As it is, orthodox Anglicans can’t pick up a newspaper without reeling from yet another blow delivered to their sensibilities, be it female vicars blessing same-sex couples, cathedrals kindly offering their premises as sites of raves, prelates mouthing bien pensant PC drivel or other prelates referring to the Incarnation and the Resurrection as figures of speech.

As it is, one finds it hard to see how the Church of England, what with its three different sub-divisions at odds with one another, can legitimately be described as a true Church rather than so many separate congregations with few visible ecclesiastical links among them.
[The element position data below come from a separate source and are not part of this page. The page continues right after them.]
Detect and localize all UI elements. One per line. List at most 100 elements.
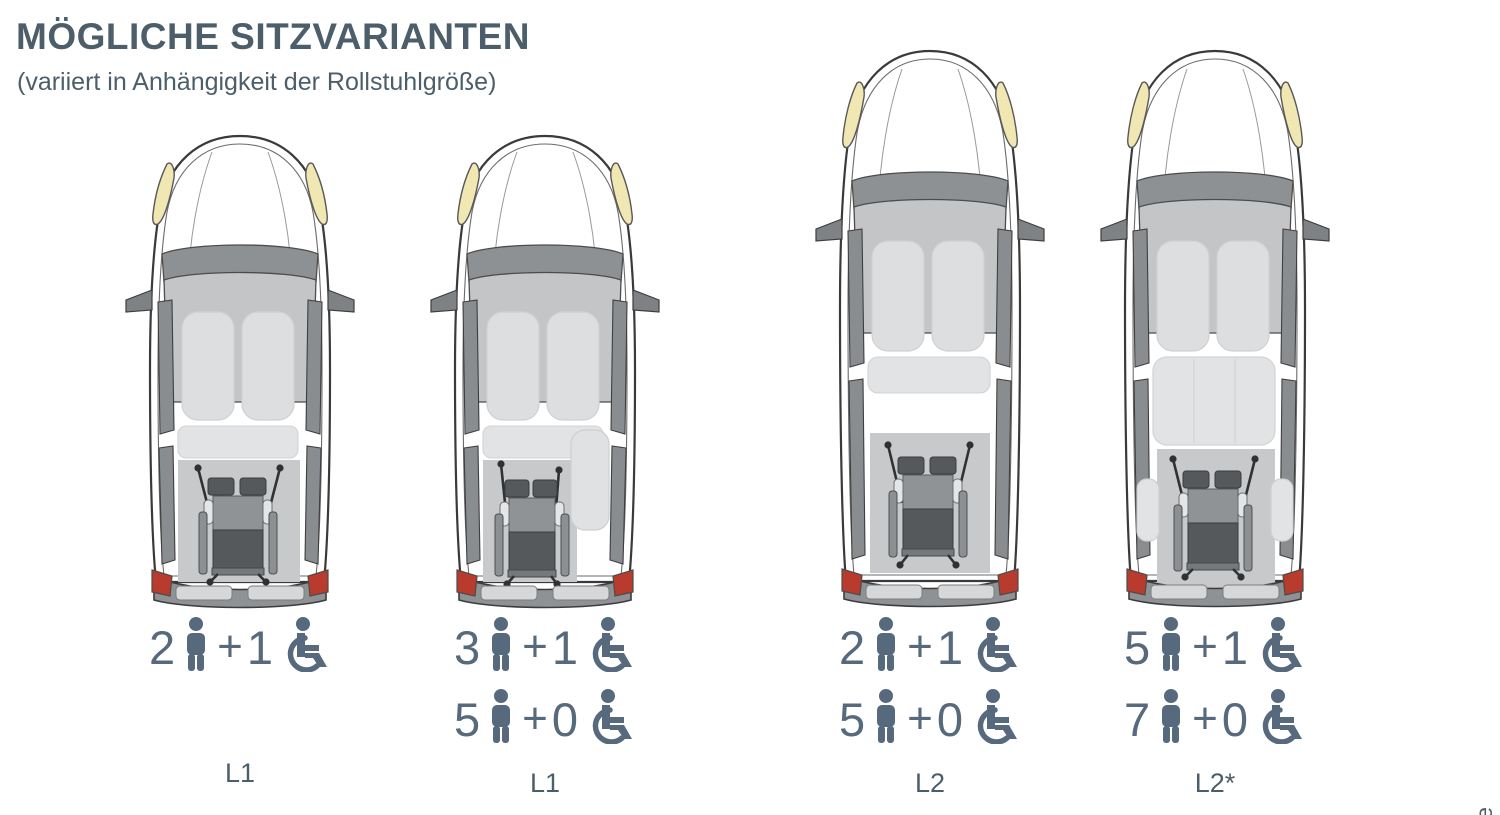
mirror-left-icon (815, 218, 843, 242)
bumper-panel-right (1222, 584, 1280, 600)
taillight-right-icon (997, 568, 1019, 596)
seat-count-row: 5 + 0 (425, 688, 665, 750)
person-count: 2 (839, 620, 866, 674)
headlight-left-icon (842, 81, 865, 149)
door-window-right (610, 299, 628, 435)
person-icon (486, 616, 516, 679)
seat-count-row: 5 + 0 (810, 688, 1050, 750)
taillight-left-icon (456, 569, 478, 597)
door-window-right-2 (304, 445, 322, 565)
folding-seat-left (1136, 478, 1160, 542)
door-window-right-2 (609, 445, 627, 565)
wheelchair-count: 1 (551, 620, 578, 674)
person-icon (486, 688, 516, 751)
third-row-extra-seat (570, 429, 610, 531)
plus-sign: + (1192, 622, 1218, 671)
taillight-left-icon (1126, 568, 1148, 596)
bumper-panel-right (937, 584, 995, 600)
person-icon (871, 688, 901, 751)
seat-count-row: 5 + 1 (1095, 616, 1335, 678)
door-window-left-2 (463, 445, 481, 565)
headlight-right-icon (995, 81, 1018, 149)
wheelchair-icon (584, 616, 636, 679)
headlight-right-icon (610, 162, 633, 226)
mirror-left-icon (125, 289, 153, 313)
car-body-inner-line (847, 58, 1013, 576)
bumper-panel-right (552, 585, 610, 601)
person-icon (1156, 688, 1186, 751)
mirror-right-icon (1017, 218, 1045, 242)
headlight-left-icon (457, 162, 480, 226)
taillight-right-icon (612, 569, 634, 597)
person-icon (871, 616, 901, 679)
wheelchair-icon (584, 688, 636, 751)
wheelchair-icon (969, 688, 1021, 751)
vehicle-topview-3 (810, 45, 1050, 610)
door-window-right-2 (994, 378, 1012, 560)
wheelchair-graphic-4 (1169, 455, 1259, 581)
mirror-right-icon (1302, 218, 1330, 242)
front-seat-left (871, 240, 925, 352)
page-title: MÖGLICHE SITZVARIANTEN (16, 16, 530, 57)
door-window-left-2 (158, 445, 176, 565)
vehicle-svg-3 (815, 49, 1045, 608)
variant-1-caption: 2 + 1 L1 (120, 616, 360, 789)
vehicle-topview-1 (120, 130, 360, 610)
plus-sign: + (1192, 694, 1218, 743)
door-window-right (305, 299, 323, 435)
wheelchair-icon (279, 616, 331, 679)
wheelchair-graphic-1 (194, 464, 284, 586)
wheelchair-count: 1 (936, 620, 963, 674)
front-seat-left (1156, 240, 1210, 352)
person-icon (1156, 616, 1186, 679)
taillight-left-icon (151, 569, 173, 597)
page-subtitle: (variiert in Anhängigkeit der Rollstuhlg… (17, 68, 497, 96)
person-count: 5 (839, 692, 866, 746)
variant-4-caption: 5 + 1 7 + 0 (1095, 616, 1335, 799)
vehicle-topview-4 (1095, 45, 1335, 610)
person-count: 3 (454, 620, 481, 674)
seat-count-row: 7 + 0 (1095, 688, 1335, 750)
headlight-right-icon (305, 162, 328, 226)
vehicle-topview-2 (425, 130, 665, 610)
person-icon (181, 616, 211, 679)
wheelchair-icon (1254, 616, 1306, 679)
vehicle-svg-4 (1100, 49, 1330, 608)
plus-sign: + (907, 694, 933, 743)
door-window-right (995, 228, 1013, 368)
front-seat-right (1216, 240, 1270, 352)
wheelchair-count: 0 (1221, 692, 1248, 746)
taillight-right-icon (307, 569, 329, 597)
second-row-bench (867, 356, 991, 394)
variant-2-caption: 3 + 1 5 + 0 (425, 616, 665, 799)
variant-1-label: L1 (224, 758, 256, 788)
bumper-panel-left (1150, 584, 1208, 600)
mirror-right-icon (632, 289, 660, 313)
headlight-left-icon (152, 162, 175, 226)
headlight-left-icon (1127, 81, 1150, 149)
front-seat-right (931, 240, 985, 352)
door-window-left (462, 299, 480, 435)
variant-4-label: L2* (1194, 768, 1236, 798)
person-count: 2 (149, 620, 176, 674)
mirror-left-icon (430, 289, 458, 313)
person-count: 5 (1124, 620, 1151, 674)
door-window-left (157, 299, 175, 435)
folding-seat-right (1270, 478, 1294, 542)
wheelchair-count: 1 (246, 620, 273, 674)
person-count: 5 (454, 692, 481, 746)
bumper-panel-left (480, 585, 538, 601)
wheelchair-count: 0 (936, 692, 963, 746)
headlight-right-icon (1280, 81, 1303, 149)
taillight-left-icon (841, 568, 863, 596)
front-seat-right (546, 311, 600, 421)
front-seat-left (181, 311, 235, 421)
taillight-right-icon (1282, 568, 1304, 596)
seat-count-row: 3 + 1 (425, 616, 665, 678)
wheelchair-graphic-3 (884, 441, 974, 569)
wheelchair-icon (1254, 688, 1306, 751)
plus-sign: + (522, 622, 548, 671)
second-row-bench (1152, 356, 1276, 446)
plus-sign: + (217, 622, 243, 671)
What has happened now is a blatant declaration of contempt for 2,000 years of Christian tradition. And the declarers can’t even claim, as Luther and Calvin did, that they are being guided by the Holy Spirit.

They openly and proudly admit that their sole guide is our soulless, atheist, anomic modernity with its kaleidoscopically changing fads. “The Church has to adapt to the times,” is how they put it. They may be confusing the Church with the retail industry or perhaps high fashion.

If they believe, as one suspects few of them do, that the Church stands for the eternal truth, then it mustn’t by definition adapt itself to secular toing and froing. Quite the opposite, it must repeat ad infinitum that the secular world should adapt itself to the eternal truth, as taught by the Church.

Protectio trahit subjectionem, subjectio projectionem (protection entails allegiance, allegiance entails protection) is an ancient legal principle. One could suggest that it applies not only to states but also to Churches.

By insisting on debauching its theology to comply with secular pressures, the Anglican Church no longer offers protection to its orthodox communicants. It thereby forfeits its claim to their allegiance.

As they leave in droves, many will do so tearfully. The sublime poetry of the Authorised Version will still ring in their minds, the intimate grandeur of Anglican hymns will still sound in their hearts. They won’t be closing the door behind them because they want to. They’ll be doing so because they have to. Or rather because they’ve been shown the door.

Some will flock to Ordinariate churches, the few there are. But even assuming that more will be created to avoid a stampede, this can only be a stopgap measure, lasting one generation at best.

The illusion of becoming Catholic while somehow remaining partly Anglican is comforting, but it’s an illusion nonetheless. Small lexical differences will soon be overridden by the practically identical liturgies of Anglo- and Roman Catholicism, and youngsters will see little point in the Ordinariate as they grow up.

It’s really there to smooth the transition for older people, those who were baptised in the Church of England all those years ago and who have now been discarded by it. But even as they try to cling on to fragments of the Anglican rite, they will no doubt embrace Catholicism unequivocally and unreservedly.

They will be guided by Matthew 10: 14, stubbornly remembered in the lovely King James Version: “And whosoever shall not receive you, nor hear your words, when ye depart out of that house or city, shake off the dust of your feet.”

The victims of the Glasgow disaster, RIP. Anglo-Catholicism, ditto.